Friday, August 31, 2007

This Week in Reading September 2 - 8

From a week of powerhouse names of authors born last week this week turns out to be somewhat milder. Though bestselling authors like Taylor Caldwell and Cleveland Amory appear, they are decidedly from an earlier era and are not read as much as before except by older persons reclaiming past pleasures. Today's fiction readers who prefer more complex and modern relationships may well prefer award winners Alison Lurie and Ann Beattie.



It's Labor Day week, traditionally the start of school and the end of summer vacation, though more and more schools and colleges start before Labor Day now than before. It is also the first of each year's college football weekends, new seasons in the arts, in publishing, in television, and the end of wearing white until next May. (Unless you have become free of old fashion cliches which may not be needed anymore.) But do you know how Labor Day was created and what labor unions and working people's movements have meant to America? Read From the Folks Who Brought You the Weekend to find out.

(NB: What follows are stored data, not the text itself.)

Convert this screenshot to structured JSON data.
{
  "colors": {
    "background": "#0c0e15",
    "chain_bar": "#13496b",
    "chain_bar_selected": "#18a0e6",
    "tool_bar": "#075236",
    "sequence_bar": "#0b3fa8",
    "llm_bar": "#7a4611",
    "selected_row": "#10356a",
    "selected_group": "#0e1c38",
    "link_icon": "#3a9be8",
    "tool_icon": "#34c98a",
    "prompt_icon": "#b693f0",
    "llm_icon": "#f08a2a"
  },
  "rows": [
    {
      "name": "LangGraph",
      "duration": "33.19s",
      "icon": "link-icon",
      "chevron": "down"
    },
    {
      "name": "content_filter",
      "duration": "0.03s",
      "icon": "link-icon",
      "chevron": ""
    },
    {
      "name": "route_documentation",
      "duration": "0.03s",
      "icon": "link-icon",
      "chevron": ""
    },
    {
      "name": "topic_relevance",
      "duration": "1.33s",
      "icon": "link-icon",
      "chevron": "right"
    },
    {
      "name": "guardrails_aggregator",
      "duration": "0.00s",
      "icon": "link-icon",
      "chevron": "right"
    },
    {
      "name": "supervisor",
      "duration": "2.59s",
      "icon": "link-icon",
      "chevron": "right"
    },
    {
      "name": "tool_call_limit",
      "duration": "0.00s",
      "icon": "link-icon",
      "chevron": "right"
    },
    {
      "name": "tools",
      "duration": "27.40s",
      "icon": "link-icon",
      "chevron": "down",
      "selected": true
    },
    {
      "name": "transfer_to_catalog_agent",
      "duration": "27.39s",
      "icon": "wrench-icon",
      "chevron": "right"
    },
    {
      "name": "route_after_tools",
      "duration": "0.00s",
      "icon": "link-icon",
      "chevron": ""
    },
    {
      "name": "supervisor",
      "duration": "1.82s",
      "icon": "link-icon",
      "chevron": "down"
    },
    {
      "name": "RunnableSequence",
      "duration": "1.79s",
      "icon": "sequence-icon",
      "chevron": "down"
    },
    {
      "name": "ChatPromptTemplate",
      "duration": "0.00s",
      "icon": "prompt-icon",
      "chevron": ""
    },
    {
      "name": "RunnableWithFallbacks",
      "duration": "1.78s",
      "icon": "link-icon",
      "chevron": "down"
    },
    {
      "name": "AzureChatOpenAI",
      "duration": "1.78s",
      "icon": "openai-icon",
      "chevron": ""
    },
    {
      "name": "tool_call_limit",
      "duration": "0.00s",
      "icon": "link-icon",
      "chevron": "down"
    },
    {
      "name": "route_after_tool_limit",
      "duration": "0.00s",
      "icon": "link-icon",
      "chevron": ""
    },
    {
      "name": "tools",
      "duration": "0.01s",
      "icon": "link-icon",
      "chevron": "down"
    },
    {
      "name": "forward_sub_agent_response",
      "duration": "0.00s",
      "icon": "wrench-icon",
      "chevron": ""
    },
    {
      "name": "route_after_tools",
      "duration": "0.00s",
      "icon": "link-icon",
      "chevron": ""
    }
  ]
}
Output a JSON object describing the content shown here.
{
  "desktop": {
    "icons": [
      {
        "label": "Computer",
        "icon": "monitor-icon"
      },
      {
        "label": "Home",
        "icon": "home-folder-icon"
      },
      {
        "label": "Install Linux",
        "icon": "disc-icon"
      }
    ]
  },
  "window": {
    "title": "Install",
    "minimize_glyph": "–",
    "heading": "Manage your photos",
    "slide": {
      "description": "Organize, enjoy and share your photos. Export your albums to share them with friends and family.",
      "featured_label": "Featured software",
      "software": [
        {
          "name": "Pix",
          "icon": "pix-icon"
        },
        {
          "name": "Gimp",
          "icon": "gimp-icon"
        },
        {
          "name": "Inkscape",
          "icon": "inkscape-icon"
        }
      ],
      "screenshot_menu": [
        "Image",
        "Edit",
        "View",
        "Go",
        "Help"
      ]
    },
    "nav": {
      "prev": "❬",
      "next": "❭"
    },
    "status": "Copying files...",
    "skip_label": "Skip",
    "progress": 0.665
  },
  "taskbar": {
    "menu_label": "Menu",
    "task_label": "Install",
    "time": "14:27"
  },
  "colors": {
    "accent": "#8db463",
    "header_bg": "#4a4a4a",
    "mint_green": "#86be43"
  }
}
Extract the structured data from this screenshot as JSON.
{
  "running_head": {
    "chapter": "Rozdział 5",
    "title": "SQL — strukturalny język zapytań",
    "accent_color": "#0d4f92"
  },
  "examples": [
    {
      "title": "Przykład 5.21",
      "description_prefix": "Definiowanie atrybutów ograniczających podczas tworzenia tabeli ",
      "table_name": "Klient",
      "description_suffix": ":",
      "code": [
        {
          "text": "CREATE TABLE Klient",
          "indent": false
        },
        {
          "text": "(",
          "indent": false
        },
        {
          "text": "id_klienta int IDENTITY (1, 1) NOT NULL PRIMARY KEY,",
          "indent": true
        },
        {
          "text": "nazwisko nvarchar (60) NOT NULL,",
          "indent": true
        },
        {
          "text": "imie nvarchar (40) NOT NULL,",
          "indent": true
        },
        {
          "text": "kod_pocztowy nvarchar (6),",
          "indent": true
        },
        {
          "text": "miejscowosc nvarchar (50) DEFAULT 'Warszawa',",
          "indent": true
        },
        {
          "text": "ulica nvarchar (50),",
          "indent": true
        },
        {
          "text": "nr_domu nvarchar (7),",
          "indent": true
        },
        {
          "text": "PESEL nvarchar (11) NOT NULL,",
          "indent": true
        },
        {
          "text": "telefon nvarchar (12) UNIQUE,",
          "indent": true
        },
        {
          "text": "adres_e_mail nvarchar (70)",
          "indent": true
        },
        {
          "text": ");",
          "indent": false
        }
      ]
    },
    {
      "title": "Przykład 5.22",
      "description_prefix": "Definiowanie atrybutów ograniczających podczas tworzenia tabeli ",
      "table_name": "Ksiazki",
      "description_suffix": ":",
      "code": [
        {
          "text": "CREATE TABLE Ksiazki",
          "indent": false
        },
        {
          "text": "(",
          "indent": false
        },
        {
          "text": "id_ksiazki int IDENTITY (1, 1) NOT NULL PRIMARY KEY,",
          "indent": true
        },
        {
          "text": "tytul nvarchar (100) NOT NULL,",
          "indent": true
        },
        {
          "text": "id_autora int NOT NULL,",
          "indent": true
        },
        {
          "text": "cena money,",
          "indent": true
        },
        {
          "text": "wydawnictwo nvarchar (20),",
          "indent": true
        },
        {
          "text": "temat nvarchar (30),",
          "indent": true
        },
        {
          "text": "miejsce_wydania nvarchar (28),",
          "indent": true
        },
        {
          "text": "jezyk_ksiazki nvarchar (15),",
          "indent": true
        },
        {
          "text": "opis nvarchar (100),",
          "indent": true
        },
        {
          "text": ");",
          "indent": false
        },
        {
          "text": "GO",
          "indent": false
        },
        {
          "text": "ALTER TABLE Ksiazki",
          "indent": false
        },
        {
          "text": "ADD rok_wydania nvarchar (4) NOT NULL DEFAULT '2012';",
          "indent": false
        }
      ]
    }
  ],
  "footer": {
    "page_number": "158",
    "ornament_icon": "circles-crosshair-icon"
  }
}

This Week's Question: This week marks the twenty-first anniversary of the Oprah Winfrey show which gave writers Oprah's Book Club. To be chosen to be interviewed and have one's work as a book for viewers to read and discuss means instant bestsellerdom for any author, though some older books are chosen as well. What is the current book in Oprah's Book Club?


Answer to Last Week's Question: William Saroyan wrote this at the beginning of his Pulitzer prizewinning play The Time of Your Life. In the college production in which I played the main character, Joe, a Broadway actor recorded this and we played it before the curtain opened every night. Hope some group does this show around here in Saroyan's centennial year. "In the time of your life, live – so that in that good time there shall be no ugliness or death for yourself or for any life your life touches. Seek goodness everywhere, and where it is found, bring it out of its hiding-place and let it be free and unashamed."